Nicht alles was mehr Gewinn verspricht, ist auch mehr Gewinn!“
Da lachte die Tochter laut auf und rief: „So eine kleine, gemeine Verräterin, diese Alte! Ach, ich danke ihr dafür! Willst Du, lieber Hugo, mein Mann werden?“
„Nichts lieber als das“, antwortete Hugo und hob sie hoch und trug sie zu ihrem Vater in das Haus. Auch der gab erleichtert und mehr als froh seinen Segen dazu. Fühlte er sich doch endlich wieder wie zu Hause und jeden Tag lachten ihm die Tiere mehr zu, die so glücklich über Hugos Veränderungen schienen wie er.
Nur wenig später machten sie sich auf den Weg zu Hugos Vater, dem die schöne Nachricht und die Einladung zur Hochzeit zu überbringen.
Es hatte sich aber in der Zeit zugetragen, dass der älteste Bruder sich an der Börse verspekuliert hatte, einen Schlaganfall bekommen und nun verarmt in der kleinen Hochhauswohnung seiner immer noch armen Eltern hauste.

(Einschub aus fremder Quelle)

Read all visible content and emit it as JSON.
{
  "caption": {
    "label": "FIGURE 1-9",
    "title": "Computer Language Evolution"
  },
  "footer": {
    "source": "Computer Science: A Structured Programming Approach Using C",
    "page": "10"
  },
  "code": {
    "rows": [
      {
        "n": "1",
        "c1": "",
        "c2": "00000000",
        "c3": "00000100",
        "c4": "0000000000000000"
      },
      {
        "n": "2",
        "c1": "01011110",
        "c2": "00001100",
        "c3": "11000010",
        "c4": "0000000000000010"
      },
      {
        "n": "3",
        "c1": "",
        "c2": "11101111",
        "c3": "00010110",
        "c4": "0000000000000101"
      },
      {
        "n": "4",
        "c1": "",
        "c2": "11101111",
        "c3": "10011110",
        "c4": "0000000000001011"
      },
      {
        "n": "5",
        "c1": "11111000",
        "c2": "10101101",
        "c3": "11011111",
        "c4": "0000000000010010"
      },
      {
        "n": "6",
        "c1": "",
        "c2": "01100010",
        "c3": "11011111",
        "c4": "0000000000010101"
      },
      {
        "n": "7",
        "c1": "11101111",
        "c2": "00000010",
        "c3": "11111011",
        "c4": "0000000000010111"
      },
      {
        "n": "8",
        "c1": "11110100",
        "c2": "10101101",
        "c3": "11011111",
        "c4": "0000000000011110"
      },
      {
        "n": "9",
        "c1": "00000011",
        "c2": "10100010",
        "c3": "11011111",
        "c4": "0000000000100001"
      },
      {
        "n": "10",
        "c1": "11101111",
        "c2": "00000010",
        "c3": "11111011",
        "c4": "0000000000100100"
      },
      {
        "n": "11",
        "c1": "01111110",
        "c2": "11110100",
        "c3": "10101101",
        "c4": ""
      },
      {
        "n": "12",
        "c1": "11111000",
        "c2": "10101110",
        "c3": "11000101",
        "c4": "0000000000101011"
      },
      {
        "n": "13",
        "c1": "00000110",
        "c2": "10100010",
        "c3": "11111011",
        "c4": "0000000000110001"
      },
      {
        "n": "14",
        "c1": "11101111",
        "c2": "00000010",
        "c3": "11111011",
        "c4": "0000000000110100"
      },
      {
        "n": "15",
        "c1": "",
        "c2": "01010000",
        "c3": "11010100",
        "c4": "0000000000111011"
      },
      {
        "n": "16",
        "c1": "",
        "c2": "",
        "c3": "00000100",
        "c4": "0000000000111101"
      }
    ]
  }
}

Auch der zweite war zurückgekommen. Der hatte zu viel und zu lange gearbeitet, bis er keinen Finger mehr rühren konnte und nachts nicht mehr schlafen. Man nannte seine Krankheit burn-out und er galt nicht länger als belastungs- und fast-prinzenfähig.
Ihre Schwester aber hatte ihr Haus an eine Räuberbande verloren, die nun ihre Mädchen Liebe verkaufen ließen, gegen noch mehr Geld als sie. Die Schwester hatte vor Zorn einen Herzinfarkt nach dem anderen bekommen und lag seitdem regungslos auf dem Sofa ihrer Eltern.
Diese Truppe trafen Hugo und seine Liebste bei ihrem Besuch an. Was gab es da für ein Staunen, das er als einziges Kind noch gesund und munter und offensichtlich auch bestens versorgt war. Sie herzten sich lange und konnten noch länger nicht aufhören einander zu erzählen, was ein jeder von ihnen erlebt hatte.
Am nächsten Morgen aber nahm Hugo seinen Vater zur Seite.
„Ich sehe nur eine Lösung, Vater. Ihr kommt alle mit auf unseren Hof, vielleicht, dass meine Geschwister dort wieder gesund werden.“
Und so geschah es ohne viel Protest von Seiten der anderen. Über dem Eingang des Almhofes aber ließ Hugo ein großes Schild anbringen mit dem Spruch der Alten.
Kaum hing es dort kam diese den Berg hoch und gratulierte dem Brautpaar.
„Na ja, Dank haste wohl genug, lieber Knabe, aber hier habe ich doch ein Brautgeschenk für Euch. Es sind die besten Kräuter, die ich finden konnte. Sie halten und machen Euch gesund, solange es nur im Leben möglich.“ Und verschwand am Morgen nach der von allen freudig und fröhlich gefeierten Hochzeit für alle Zeit.
Auf dem Almhof aber ging bald ein ganz anderes und fröhlicheres Leben los, so gut, dass der Vater der Braut auch länger leben wollte und auch alle Geschwister, nicht zuletzt dank der Kräuter, gesund wurden und munter.

Und weil Märchen so enden müssen, freuen sie sich und pflegen die Kräuter noch heute, wenn sie nicht doch längst gestorben sind, wie so manche Hoffnung, die in ihrem Märchen mitschwingt. Aber das wäre ja nicht märchenhaft. Und wem das nicht schmeckt, der sei verhext, wer dagegen etwas unternimmt, dem sein Leben nicht märchenlos verrinnt. Nun gebt ruh, dieses Märchenbuch ist jetzt zu.